I hate it when AI hallucinates an answer but I REALLY hate it when I try to ask a question and some smug know-it-all tells me I just want to be spoon fed the answers and didn’t do any research on my own. Usually if I am to the point of writing a post asking for help I have tried the usual ways of finding answers (at least the ones that work for me - man pages decidedly do not) and I’m at the point where yes, I WOULD like to be just spoon-fed the answer if you know it (or at least a relevant link), thank you very much. More than once I have got REALLY pissed off at a guy like that and then usually I’m the one that gets censored or booted out of the forum, while the know-it-all goes on to find another victim to bully. Oh, and then there are the moderators who censor “low quality” posts (except from their friends and users they like).
So when AI came along, I found it much easier to ask it and try to work through the hallucinations than to deal with that, and I suspect a whole lot of other people felt the same, and that is one reason why sites like Stack Exchange saw participation fall off a cliff. And AI keeps getting better and (so far at least) has never once criticized me for not trying hard enough to find something on my own. I get some people want challenges in their lives, but not everyone does and even those who like to be challenged now and then don’t always want it to be in the same areas of their lives. There are people who enjoy running in marathons but who would hate any friction at all when trying to use their computer.
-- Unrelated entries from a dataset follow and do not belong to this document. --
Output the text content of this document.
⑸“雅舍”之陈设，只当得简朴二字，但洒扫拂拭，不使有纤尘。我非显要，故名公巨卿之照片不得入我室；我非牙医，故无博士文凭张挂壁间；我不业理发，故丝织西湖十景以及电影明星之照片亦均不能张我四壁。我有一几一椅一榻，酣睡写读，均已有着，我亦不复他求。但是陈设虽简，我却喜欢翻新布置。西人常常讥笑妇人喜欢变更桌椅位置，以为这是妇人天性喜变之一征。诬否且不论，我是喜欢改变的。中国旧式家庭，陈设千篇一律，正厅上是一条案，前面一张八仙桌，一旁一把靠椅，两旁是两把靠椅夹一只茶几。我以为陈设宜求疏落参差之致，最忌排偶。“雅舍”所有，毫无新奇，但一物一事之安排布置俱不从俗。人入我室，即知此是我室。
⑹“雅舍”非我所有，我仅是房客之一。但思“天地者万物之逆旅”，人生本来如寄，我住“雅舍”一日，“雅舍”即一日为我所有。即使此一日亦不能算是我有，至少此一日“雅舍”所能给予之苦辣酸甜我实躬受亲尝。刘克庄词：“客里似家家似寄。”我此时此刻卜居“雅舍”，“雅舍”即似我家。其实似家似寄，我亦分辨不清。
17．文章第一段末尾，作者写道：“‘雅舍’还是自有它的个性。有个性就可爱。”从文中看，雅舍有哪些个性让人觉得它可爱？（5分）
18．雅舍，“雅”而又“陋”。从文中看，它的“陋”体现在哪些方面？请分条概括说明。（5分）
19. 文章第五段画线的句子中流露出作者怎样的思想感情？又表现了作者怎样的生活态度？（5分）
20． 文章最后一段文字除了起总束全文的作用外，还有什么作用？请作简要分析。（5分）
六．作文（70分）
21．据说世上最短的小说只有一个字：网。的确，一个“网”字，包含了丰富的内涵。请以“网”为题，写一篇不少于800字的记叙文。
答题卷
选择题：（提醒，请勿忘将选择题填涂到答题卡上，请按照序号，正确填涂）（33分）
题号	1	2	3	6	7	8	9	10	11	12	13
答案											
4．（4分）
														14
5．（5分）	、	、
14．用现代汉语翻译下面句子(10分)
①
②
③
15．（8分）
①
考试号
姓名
I have a suggestion for those that don’t have a burning hatred of all things AI or Google - try NotebookLM (https://notebooklm.google/) which is FREE for limited usage. It may take you a few tries to learn how to use it effectively *there are videos showing how) but what you can do is give it a list of URL’s on any topic. These can be man pages, wiki links, PDF documents, links to specific posts or discussion forums, YouTube videos, or almost anything that can be accessed via a link. You can include up to 50 links for free (up to 10 at a time, I think it is a bug that if you try to add more than 10 at once it just silently fails and then you have to go to a different “notebook” and come back to try again).
Then when you have added all your links, you can ask for a summary of the material, or ask specific questions based just on the links you have added (no more outdated responses). You can even do things like generate graphics or audio “podcasts” or even videos with really bad visuals (IMHO) based on your links collection if you want to. But what I find is when dealing with complex material it often makes connections that I would never have seen. And did I mention it’s free for limited usage? You just need a Google account to use it (and yes I realize that’s a non-starter for some people, and no I would never ever include anything personal in my links or requests).